# Using AwaDB as a Vector database for Question Answering tasks

This notebook is an example for how you can use AwaDB as the vector database to save embedding gained from OpenAI Embedding. Then use GPT and embedding-based search to do question answering tasks

We will provide an end-to-end workflow example to illustrate the entire process.

1. Text Preprocessing
2. Embedding
3. Vector Store
4. Similarity Search
5. Question Answering

```mermaid
graph LR
  A[Text Preprocessing] --> B[Embedding]
  B --> C[Vector Store]
  C --> D[Similarity Search]
  D --> E[Question Answering]
```

## Install libraries
The requirments for this sample is `openai` and `awadb` packages 

You can use `pip install awadb` and `pip install openai` to install them.

In [6]:
# Import necessary libraries

try:
    import openai
    import awadb
except ImportError as exc:
    raise ImportError(
        "Could not import libraries. "
        "Please install it with `pip install awadb` or `pip install openai`"
    ) from exc

You also need to set your openai api key as environment variable before. You can find more information abou this by refering [Best Practices for API Key Safety
](https://help.openai.com/en/articles/5112595-best-practices-for-api-key-safety) 

In [7]:
import os
import wget

assert os.environ["OPENAI_API_KEY"] != None

## Load Dataset

We then need to load the dataset we are used in this example.

In [8]:
embeddings_path = "https://raw.githubusercontent.com/awa-ai/awadb/main/tests/state_of_the_union.txt"
file_path = "state_of_the_union.txt"

if not os.path.exists(file_path):
    wget.download(embeddings_path, file_path)
    print("\nFile downloaded successfully.")
else:
    print("File already exists in the local file system.")
    
# Load the data file
from langchain.document_loaders import TextLoader
loader = TextLoader(file_path)

File already exists in the local file system.


### Split the text
Then we are going to preprocessing the text. Briefly, we split the text data into chunks of size 40, with an overlap of size 5 between neighboring chunks

In [9]:
# Transform to document
data = loader.load()
print(f'documents:{len(data)}')

# Initialize tex spilitter
from langchain.text_splitter import CharacterTextSplitter
text_splitter = CharacterTextSplitter(chunk_size=40, chunk_overlap=5)
# Split the document
split_docs = text_splitter.split_documents(data)
print("split_docs size:",len(split_docs))

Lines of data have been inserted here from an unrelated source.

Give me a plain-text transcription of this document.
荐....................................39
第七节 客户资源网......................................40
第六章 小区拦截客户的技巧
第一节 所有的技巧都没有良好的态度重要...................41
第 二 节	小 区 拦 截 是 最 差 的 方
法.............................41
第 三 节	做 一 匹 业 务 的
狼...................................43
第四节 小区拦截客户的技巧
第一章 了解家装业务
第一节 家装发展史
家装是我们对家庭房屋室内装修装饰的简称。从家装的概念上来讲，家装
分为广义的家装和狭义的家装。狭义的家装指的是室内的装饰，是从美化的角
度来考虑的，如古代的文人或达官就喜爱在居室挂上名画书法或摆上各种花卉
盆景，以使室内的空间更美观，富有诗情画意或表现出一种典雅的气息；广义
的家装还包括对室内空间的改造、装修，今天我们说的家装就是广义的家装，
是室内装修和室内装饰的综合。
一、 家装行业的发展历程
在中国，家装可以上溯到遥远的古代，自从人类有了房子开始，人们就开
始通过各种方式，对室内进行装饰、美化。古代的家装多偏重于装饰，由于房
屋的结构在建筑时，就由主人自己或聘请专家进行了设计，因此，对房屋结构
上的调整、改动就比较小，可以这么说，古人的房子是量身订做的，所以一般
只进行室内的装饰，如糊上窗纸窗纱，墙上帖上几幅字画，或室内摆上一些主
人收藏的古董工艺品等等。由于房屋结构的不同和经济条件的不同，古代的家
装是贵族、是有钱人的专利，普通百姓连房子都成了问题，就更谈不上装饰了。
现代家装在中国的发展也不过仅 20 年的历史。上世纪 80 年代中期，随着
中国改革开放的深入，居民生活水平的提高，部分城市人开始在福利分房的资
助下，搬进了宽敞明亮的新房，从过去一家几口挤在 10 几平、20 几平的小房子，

Created a chunk of size 164, which is longer than the specified 40
Created a chunk of size 75, which is longer than the specified 40
Created a chunk of size 95, which is longer than the specified 40
Created a chunk of size 71, which is longer than the specified 40
Created a chunk of size 78, which is longer than the specified 40
Created a chunk of size 169, which is longer than the specified 40
Created a chunk of size 122, which is longer than the specified 40
Created a chunk of size 121, which is longer than the specified 40
Created a chunk of size 139, which is longer than the specified 40
Created a chunk of size 181, which is longer than the specified 40
Created a chunk of size 101, which is longer than the specified 40
Created a chunk of size 113, which is longer than the specified 40
Created a chunk of size 129, which is longer than the specified 40
Created a chunk of size 70, which is longer than the specified 40
Created a chunk of size 100, which is longer than the specified 40


Created a chunk of size 95, which is longer than the specified 40
Created a chunk of size 47, which is longer than the specified 40
Created a chunk of size 78, which is longer than the specified 40
Created a chunk of size 41, which is longer than the specified 40
Created a chunk of size 46, which is longer than the specified 40
Created a chunk of size 47, which is longer than the specified 40
Created a chunk of size 49, which is longer than the specified 40
Created a chunk of size 55, which is longer than the specified 40
Created a chunk of size 75, which is longer than the specified 40
Created a chunk of size 72, which is longer than the specified 40
Created a chunk of size 72, which is longer than the specified 40
Created a chunk of size 166, which is longer than the specified 40
Created a chunk of size 159, which is longer than the specified 40
Created a chunk of size 124, which is longer than the specified 40
Created a chunk of size 107, which is longer than the specified 40
Create

Created a chunk of size 132, which is longer than the specified 40
Created a chunk of size 132, which is longer than the specified 40
Created a chunk of size 147, which is longer than the specified 40
Created a chunk of size 111, which is longer than the specified 40
Created a chunk of size 101, which is longer than the specified 40
Created a chunk of size 77, which is longer than the specified 40
Created a chunk of size 127, which is longer than the specified 40
Created a chunk of size 76, which is longer than the specified 40
Created a chunk of size 120, which is longer than the specified 40
Created a chunk of size 176, which is longer than the specified 40
Created a chunk of size 177, which is longer than the specified 40
Created a chunk of size 177, which is longer than the specified 40
Created a chunk of size 242, which is longer than the specified 40
Created a chunk of size 183, which is longer than the specified 40
Created a chunk of size 92, which is longer than the specified 4

documents:1
split_docs size: 359


In [10]:
# Save the embedded texts by Awadb
"""
from langchain.vectorstores import AwaDB
db = AwaDB.from_documents(split_docs)

# Set the question
query = "What were the two main things the author worked on before college?"
# Similarity search results
similar_docs = db.similarity_search(query)
print(similar_docs)
"""

texts = [{'embeddingtext':text.page_content} for text in split_docs]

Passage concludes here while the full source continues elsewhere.